The dessert table’s consistent high quality is due to a willingness to innovate behind the scenes. As Kenyon’s first pastry chef, Beth Fonner brings a lot to the table, both literally and figuratively. When asked about the inspiration behind her desserts, Fonner (known to those around Peirce as ‘Chef Beth’) offered a brief lesson in culinary science: “People eat with their eyes.” She focuses on color, texture and contrast to display the day’s menu. The result is a diverse repertoire of desserts with a unique array of flavor profiles that make the station enticing to students. Fonner maintains that variation is crucial because “people get bored easily when they have the same thing over and over.”
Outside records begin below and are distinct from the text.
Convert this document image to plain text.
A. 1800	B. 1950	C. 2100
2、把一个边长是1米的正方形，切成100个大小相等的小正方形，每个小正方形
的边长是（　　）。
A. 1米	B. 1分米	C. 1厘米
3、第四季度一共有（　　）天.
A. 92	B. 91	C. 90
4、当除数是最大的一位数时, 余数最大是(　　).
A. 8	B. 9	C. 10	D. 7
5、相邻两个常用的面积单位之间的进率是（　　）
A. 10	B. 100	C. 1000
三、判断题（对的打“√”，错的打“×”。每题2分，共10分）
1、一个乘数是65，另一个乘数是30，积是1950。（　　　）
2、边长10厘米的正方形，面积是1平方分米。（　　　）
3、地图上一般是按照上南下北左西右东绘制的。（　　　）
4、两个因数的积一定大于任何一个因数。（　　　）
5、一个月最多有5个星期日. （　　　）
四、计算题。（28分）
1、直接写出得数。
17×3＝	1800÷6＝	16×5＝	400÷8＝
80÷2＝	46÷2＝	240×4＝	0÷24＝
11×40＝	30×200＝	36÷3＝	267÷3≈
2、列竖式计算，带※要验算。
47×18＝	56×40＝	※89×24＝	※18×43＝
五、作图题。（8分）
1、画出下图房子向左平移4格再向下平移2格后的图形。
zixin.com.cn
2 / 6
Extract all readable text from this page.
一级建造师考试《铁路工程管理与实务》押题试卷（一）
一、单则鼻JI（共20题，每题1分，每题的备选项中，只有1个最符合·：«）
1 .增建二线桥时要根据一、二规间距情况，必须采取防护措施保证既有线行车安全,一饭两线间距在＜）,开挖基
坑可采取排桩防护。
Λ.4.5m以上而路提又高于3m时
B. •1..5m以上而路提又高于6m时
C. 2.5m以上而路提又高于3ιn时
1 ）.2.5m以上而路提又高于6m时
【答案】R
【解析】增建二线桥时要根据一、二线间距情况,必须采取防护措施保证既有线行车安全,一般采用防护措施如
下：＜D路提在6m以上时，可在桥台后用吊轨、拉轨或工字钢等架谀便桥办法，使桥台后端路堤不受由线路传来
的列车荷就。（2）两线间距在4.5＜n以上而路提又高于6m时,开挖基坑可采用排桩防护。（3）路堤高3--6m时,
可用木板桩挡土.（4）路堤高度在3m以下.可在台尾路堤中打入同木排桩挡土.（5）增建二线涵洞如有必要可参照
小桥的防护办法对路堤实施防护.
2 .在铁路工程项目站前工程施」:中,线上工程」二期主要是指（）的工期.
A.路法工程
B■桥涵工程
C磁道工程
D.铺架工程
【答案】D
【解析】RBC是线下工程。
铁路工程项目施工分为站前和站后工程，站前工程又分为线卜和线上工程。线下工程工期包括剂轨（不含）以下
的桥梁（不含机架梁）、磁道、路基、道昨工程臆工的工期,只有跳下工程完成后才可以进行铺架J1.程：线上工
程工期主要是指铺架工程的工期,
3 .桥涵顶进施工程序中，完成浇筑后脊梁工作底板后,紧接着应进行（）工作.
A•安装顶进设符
Until Fonner became the head pastry chef seven years ago, Peirce only served two types of dessert all day, which were baked and served in the same pan. To break the monotony, she focused on improving the way desserts were presented and distributed. This meant expanding the selection to include a wider range of bars, cookies and pastries. Students loved having more options to choose from, and increased demand led Fonner to rewrite the menu for good.
While there is definitely a logistical component to the desserts, the baking process is foremost a labor of love. Fonner’s creativity and experience shine through every step in the food production process. “I might have only 50 ingredients, but I can make about 150 different things,” she said. Her secret is cross-utilizing her inventory. In Fonner’s kitchen, the same base can be used to turn a Birthday Bar into an Oreo Cheesecake Bar. Her inventiveness and extensive knowledge of Peirce’s inventory couple to form the heart of Kenyon’s iconic dessert rotation.
Baking dessert for a thousand-plus students is a tall order. On a typical day, the kitchen produces an average of 900 cookies. For the various dessert bars offered at each meal, the baking team uses a workaround by baking three to four sheets of every bar — around seven to eight hundred portions. Around fifteen hundred pieces of dessert go out each day, meaning one week amounts to more than ten thousand servings.
With so many desserts, it’s natural to worry about what happens to excess servings. In order to prevent food waste, Fonner and the bakery team put the uneaten sweets into a freezer, where they are saved for a day when desserts are running low.
When asked what her personal favorite Peirce dessert was, Fonner replied: “I actually don’t eat a lot of desserts, ironically, but my favorite ‘addiction bar’ is the ooey gooey bar.” Among students, lemon bars, molasses cookies and lemon cup parfaits are crowd favorites.
But no matter which sweet treat students choose to end their meal with, the dedication of the Peirce staff is evident in every bite.